Archivio di Deposito

Nell’archivio di deposito viene conservata la documentazione non in uso corrente e le pratiche ormai chiuse, ma che non abbiano superato il limite convenzionale di consultabilità (70 anni). Qualora si tratti di registri, il limite di consultabilità si intende dalla data dell’ultimo atto o documento registrato.

Archivio Storico

L’archivio storico costituisce la terza sezione dell’archivio parrocchiale ed è costituito da quella parte di documentazione relativa ad affari esauriti da più di 70 anni, destinata alla conservazione permanente. Il deposito nell’archivio storico parrocchiale costituisce la fase finale della vita di un atto.

Schema a piramide che illustra le tre fasi dell'archivio parrocchiale: corrente, deposito, storico

Separazione degli Archivi

È fondamentale che il parroco provveda a separare l’archivio storico da quello corrente. Archivio corrente e archivio di deposito possono essere unificati, ma devono sempre rimanere separati dall’archivio storico.

Condizioni di Conservazione e Procedure di Riordino

Un ambiente idoneo per la conservazione dei documenti è essenziale. Se i documenti versano in stato di disordine e/o in cattive condizioni di conservazione, il parroco deve prendere contatto con l’incaricato diocesano per gli Archivi, dipendenti dall’Ordinario, al fine di concordare le operazioni di riordino.

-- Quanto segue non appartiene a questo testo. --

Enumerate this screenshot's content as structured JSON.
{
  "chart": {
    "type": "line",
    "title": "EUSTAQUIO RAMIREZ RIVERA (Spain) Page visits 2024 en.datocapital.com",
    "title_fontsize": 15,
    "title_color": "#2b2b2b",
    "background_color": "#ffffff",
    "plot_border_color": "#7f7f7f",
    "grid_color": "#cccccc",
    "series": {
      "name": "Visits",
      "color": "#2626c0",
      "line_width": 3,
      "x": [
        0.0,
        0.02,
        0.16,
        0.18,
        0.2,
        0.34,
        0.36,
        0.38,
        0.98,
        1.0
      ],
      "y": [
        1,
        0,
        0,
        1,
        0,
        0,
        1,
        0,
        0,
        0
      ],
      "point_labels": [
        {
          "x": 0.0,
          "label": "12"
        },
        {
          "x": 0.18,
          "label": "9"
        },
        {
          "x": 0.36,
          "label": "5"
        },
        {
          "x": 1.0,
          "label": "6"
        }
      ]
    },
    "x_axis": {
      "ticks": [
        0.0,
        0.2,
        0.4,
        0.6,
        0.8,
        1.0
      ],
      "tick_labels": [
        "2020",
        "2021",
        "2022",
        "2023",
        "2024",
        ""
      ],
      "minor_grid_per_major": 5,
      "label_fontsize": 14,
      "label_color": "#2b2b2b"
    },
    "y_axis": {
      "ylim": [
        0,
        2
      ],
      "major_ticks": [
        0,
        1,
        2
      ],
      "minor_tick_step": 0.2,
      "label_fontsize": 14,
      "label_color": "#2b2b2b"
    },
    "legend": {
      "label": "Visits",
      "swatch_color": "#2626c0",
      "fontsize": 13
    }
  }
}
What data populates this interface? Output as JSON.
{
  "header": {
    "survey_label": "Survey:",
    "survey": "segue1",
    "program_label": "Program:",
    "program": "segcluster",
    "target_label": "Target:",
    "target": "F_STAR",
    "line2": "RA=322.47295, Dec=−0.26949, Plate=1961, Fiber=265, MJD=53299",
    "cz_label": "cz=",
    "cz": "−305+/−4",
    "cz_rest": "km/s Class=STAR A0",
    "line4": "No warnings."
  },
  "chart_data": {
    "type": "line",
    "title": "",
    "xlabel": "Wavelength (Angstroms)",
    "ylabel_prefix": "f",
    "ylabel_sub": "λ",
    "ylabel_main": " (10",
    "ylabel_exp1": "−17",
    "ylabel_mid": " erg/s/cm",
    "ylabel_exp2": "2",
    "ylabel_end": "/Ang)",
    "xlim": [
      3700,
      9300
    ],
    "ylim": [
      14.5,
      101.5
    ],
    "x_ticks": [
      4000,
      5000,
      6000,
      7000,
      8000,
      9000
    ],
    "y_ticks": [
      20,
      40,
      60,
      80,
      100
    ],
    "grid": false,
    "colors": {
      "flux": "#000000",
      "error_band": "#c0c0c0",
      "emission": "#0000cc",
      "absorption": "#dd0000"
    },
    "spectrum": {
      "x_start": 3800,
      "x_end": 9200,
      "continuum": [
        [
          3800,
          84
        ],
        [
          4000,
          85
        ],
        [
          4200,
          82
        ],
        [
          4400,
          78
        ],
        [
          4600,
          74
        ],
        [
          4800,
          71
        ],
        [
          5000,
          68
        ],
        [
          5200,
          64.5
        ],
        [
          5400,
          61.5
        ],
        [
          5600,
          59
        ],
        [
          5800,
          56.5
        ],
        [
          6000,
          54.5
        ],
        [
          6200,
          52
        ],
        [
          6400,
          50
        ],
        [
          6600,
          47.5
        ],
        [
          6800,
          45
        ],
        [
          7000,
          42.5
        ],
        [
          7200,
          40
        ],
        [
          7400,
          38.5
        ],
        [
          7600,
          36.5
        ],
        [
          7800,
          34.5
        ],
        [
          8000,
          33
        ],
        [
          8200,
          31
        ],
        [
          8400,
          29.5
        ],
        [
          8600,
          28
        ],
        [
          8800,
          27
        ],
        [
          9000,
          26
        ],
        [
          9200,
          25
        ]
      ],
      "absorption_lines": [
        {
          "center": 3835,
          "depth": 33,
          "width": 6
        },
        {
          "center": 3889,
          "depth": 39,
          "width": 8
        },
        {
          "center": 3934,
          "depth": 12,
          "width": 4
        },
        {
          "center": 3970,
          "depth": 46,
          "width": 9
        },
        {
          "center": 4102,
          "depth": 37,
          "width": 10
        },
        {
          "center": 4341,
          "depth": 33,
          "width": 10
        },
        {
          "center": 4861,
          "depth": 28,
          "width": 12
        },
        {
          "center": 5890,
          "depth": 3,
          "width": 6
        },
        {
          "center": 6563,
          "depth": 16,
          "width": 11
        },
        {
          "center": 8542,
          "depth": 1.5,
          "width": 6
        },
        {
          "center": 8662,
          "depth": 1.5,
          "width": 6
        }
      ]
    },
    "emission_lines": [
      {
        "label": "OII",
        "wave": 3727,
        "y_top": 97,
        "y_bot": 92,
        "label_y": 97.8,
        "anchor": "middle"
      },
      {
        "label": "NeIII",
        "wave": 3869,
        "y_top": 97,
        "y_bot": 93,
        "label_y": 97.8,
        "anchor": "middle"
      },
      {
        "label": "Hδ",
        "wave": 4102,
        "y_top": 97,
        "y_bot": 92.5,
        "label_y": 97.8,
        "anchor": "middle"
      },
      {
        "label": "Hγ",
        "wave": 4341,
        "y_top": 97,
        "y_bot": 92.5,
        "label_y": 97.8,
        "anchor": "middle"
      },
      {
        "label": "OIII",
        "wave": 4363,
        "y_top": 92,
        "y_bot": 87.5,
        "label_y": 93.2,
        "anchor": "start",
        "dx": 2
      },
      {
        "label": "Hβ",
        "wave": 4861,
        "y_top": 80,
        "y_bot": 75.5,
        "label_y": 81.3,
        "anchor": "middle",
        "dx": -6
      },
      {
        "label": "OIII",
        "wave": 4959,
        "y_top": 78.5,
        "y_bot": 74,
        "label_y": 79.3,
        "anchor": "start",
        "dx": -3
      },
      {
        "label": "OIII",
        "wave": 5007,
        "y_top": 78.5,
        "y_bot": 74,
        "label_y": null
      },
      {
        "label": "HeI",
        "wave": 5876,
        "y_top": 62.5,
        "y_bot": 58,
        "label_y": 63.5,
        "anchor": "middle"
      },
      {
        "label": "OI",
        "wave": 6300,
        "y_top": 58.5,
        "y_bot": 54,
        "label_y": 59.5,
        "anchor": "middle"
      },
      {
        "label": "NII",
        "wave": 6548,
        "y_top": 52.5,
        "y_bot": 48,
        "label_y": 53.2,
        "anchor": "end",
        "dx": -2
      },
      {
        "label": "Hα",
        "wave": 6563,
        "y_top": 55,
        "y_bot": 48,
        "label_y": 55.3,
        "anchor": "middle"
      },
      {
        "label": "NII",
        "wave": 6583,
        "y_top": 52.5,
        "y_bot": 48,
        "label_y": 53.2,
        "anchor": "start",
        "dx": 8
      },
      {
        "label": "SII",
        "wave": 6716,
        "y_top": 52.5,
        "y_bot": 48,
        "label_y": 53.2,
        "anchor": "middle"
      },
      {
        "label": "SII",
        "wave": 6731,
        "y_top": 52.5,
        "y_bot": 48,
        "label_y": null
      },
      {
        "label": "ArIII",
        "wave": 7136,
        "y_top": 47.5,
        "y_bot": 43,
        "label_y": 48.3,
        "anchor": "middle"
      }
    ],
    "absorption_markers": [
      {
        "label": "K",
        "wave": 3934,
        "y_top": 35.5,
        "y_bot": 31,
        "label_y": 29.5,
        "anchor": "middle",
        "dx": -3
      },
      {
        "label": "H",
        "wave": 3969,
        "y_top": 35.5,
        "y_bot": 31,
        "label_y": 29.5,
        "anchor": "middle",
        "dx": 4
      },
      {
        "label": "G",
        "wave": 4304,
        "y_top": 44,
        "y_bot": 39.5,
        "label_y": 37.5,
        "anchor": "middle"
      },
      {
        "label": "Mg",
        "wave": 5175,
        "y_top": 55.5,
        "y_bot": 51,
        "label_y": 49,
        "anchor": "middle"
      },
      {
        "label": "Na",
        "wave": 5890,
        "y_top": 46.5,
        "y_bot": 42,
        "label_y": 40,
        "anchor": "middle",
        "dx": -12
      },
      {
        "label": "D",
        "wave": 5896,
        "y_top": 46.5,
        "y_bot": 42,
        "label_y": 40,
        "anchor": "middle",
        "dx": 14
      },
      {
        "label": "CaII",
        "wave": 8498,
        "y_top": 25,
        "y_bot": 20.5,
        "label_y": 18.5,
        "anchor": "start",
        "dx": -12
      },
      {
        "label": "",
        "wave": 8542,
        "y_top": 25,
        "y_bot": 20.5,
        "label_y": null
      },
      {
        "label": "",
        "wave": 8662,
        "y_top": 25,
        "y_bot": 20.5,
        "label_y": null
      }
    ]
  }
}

A volte è necessario riordinare gli archivi a causa di un periodo di incuria, in seguito ad accorpamenti o all’acquisizione di fondi documentali non ordinati, o perché gli archivi vengono spostati di sede.

Buone pratiche per la conservazione digitale dei documenti: le attività del progetto RICORDI

Deposito di Documenti Speciali presso l'Archivio Storico Diocesano

È possibile, per motivi di conservazione e sicurezza, depositare singoli pezzi archivistici o manoscritti di particolare valore e importanza presso l’Archivio storico diocesano. In tale caso, sarà redatta una convenzione avente in allegato un dettagliato inventario del materiale consegnato, che resta sempre di proprietà dell’ente che l’ha prodotto.